AI/ML for Cyber Defense Agents & Reinforcement Learning
About: This session explores the application of AI and Machine Learning, particularly agentic systems and reinforcement learning, to enhance active cyber defense and security operations.
Adaptive by Design: Contextual Reinforcement Learning for Mission-Ready Cyber Defence
Speaker: Jake Thomas
This paper introduces a framework for applying Contextual Reinforcement Learning (cRL) to cyber defense, where agents dynamically incorporate contextual signals (like mission objectives or threat assessments) to modulate their policies in real-time without retraining.
Towards a Generalisable Cyber Defence Agent for Real-World Computer Networks"
Speaker: Tim Dudman
This work proposes Topological Extensions for Reinforcement Learning Agents (TERLA) to provide generalizability for cyber defense agents in networks of differing topology and size without the need for retraining. It evaluates performance in realistic simulation environments.
Improving Accuracy and Consistency in Real-World Cybersecurity AI Systems via Test-Time Compute
Speaker: Ashley Song
This study evaluates Test-Time Compute for improving the accuracy and consistency of real-world cybersecurity agentic systems, specifically a container vulnerability analysis agent and a server alert triage agent.

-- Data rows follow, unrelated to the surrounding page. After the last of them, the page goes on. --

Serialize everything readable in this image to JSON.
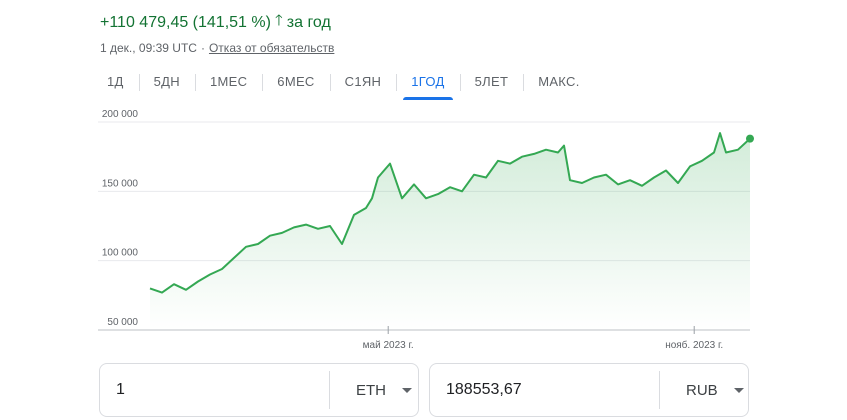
{
  "header": {
    "change_text": "+110 479,45 (141,51 %)",
    "arrow_icon": "arrow-up-icon",
    "period_text": "за год",
    "timestamp": "1 дек., 09:39 UTC",
    "separator": "·",
    "disclaimer": "Отказ от обязательств"
  },
  "tabs": [
    {
      "label": "1Д",
      "active": false
    },
    {
      "label": "5ДН",
      "active": false
    },
    {
      "label": "1МЕС",
      "active": false
    },
    {
      "label": "6МЕС",
      "active": false
    },
    {
      "label": "С1ЯН",
      "active": false
    },
    {
      "label": "1ГОД",
      "active": true
    },
    {
      "label": "5ЛЕТ",
      "active": false
    },
    {
      "label": "МАКС.",
      "active": false
    }
  ],
  "colors": {
    "line": "#34a853",
    "positive_text": "#137333",
    "active_tab": "#1a73e8",
    "gridline": "#e8eaed",
    "axis_text": "#5f6368"
  },
  "chart_data": {
    "type": "area",
    "y_ticks": [
      {
        "value": 50000,
        "label": "50 000"
      },
      {
        "value": 100000,
        "label": "100 000"
      },
      {
        "value": 150000,
        "label": "150 000"
      },
      {
        "value": 200000,
        "label": "200 000"
      }
    ],
    "ylim": [
      50000,
      200000
    ],
    "x_ticks": [
      {
        "x": 0.397,
        "label": "май 2023 г."
      },
      {
        "x": 0.907,
        "label": "нояб. 2023 г."
      }
    ],
    "xlim": [
      0,
      1
    ],
    "series": [
      {
        "x": [
          0,
          0.02,
          0.04,
          0.06,
          0.08,
          0.1,
          0.12,
          0.14,
          0.16,
          0.18,
          0.2,
          0.22,
          0.24,
          0.26,
          0.28,
          0.3,
          0.32,
          0.34,
          0.36,
          0.37,
          0.38,
          0.4,
          0.42,
          0.44,
          0.46,
          0.48,
          0.5,
          0.52,
          0.54,
          0.56,
          0.58,
          0.6,
          0.62,
          0.64,
          0.66,
          0.68,
          0.69,
          0.7,
          0.72,
          0.74,
          0.76,
          0.78,
          0.8,
          0.82,
          0.84,
          0.86,
          0.88,
          0.9,
          0.92,
          0.94,
          0.95,
          0.96,
          0.98,
          1.0
        ],
        "y": [
          80000,
          77000,
          83000,
          79000,
          85000,
          90000,
          94000,
          102000,
          110000,
          112000,
          118000,
          120000,
          124000,
          126000,
          123000,
          125000,
          112000,
          133000,
          138000,
          145000,
          160000,
          170000,
          145000,
          155000,
          145000,
          148000,
          153000,
          150000,
          162000,
          160000,
          172000,
          170000,
          175000,
          177000,
          180000,
          178000,
          183000,
          158000,
          156000,
          160000,
          162000,
          155000,
          158000,
          154000,
          160000,
          165000,
          156000,
          168000,
          172000,
          178000,
          192000,
          178000,
          180000,
          188000
        ]
      }
    ]
  },
  "converter": {
    "from_amount": "1",
    "from_currency": "ETH",
    "to_amount": "188553,67",
    "to_currency": "RUB"
  }
}
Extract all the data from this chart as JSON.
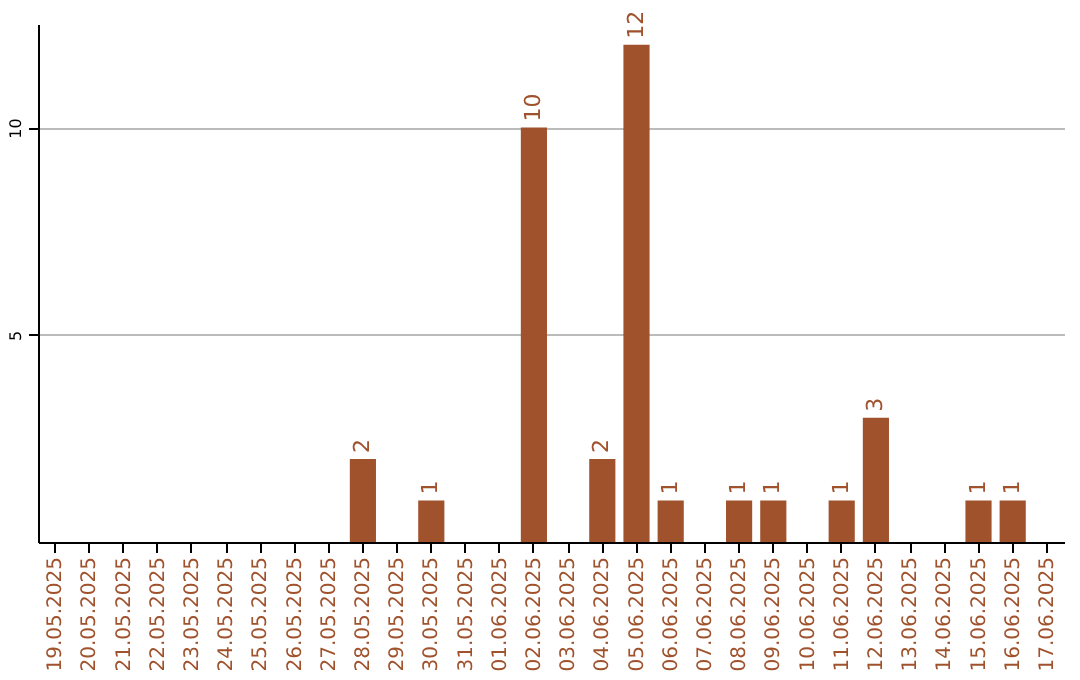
{
  "chart_data": {
    "type": "bar",
    "categories": [
      "19.05.2025",
      "20.05.2025",
      "21.05.2025",
      "22.05.2025",
      "23.05.2025",
      "24.05.2025",
      "25.05.2025",
      "26.05.2025",
      "27.05.2025",
      "28.05.2025",
      "29.05.2025",
      "30.05.2025",
      "31.05.2025",
      "01.06.2025",
      "02.06.2025",
      "03.06.2025",
      "04.06.2025",
      "05.06.2025",
      "06.06.2025",
      "07.06.2025",
      "08.06.2025",
      "09.06.2025",
      "10.06.2025",
      "11.06.2025",
      "12.06.2025",
      "13.06.2025",
      "14.06.2025",
      "15.06.2025",
      "16.06.2025",
      "17.06.2025"
    ],
    "values": [
      0,
      0,
      0,
      0,
      0,
      0,
      0,
      0,
      0,
      2,
      0,
      1,
      0,
      0,
      10,
      0,
      2,
      12,
      1,
      0,
      1,
      1,
      0,
      1,
      3,
      0,
      0,
      1,
      1,
      0
    ],
    "value_labels": [
      null,
      null,
      null,
      null,
      null,
      null,
      null,
      null,
      null,
      "2",
      null,
      "1",
      null,
      null,
      "10",
      null,
      "2",
      "12",
      "1",
      null,
      "1",
      "1",
      null,
      "1",
      "3",
      null,
      null,
      "1",
      "1",
      null
    ],
    "color": "#a0522d",
    "ylim": [
      0,
      12.5
    ],
    "yticks": [
      5,
      10
    ],
    "grid": "y"
  }
}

RIG-RAG: A GraphRAG Inspired Approach to Agentic Cloud Infrastructure
Speaker: Benji Lilley
This paper introduces Relational Inference GraphRAG (RIG-RAG), an LLM-assisted pipeline that transforms cloud configuration data into a security-enriched knowledge graph to support natural-language reasoning about deployed infrastructure. This enhances agentic capabilities for cloud security operations.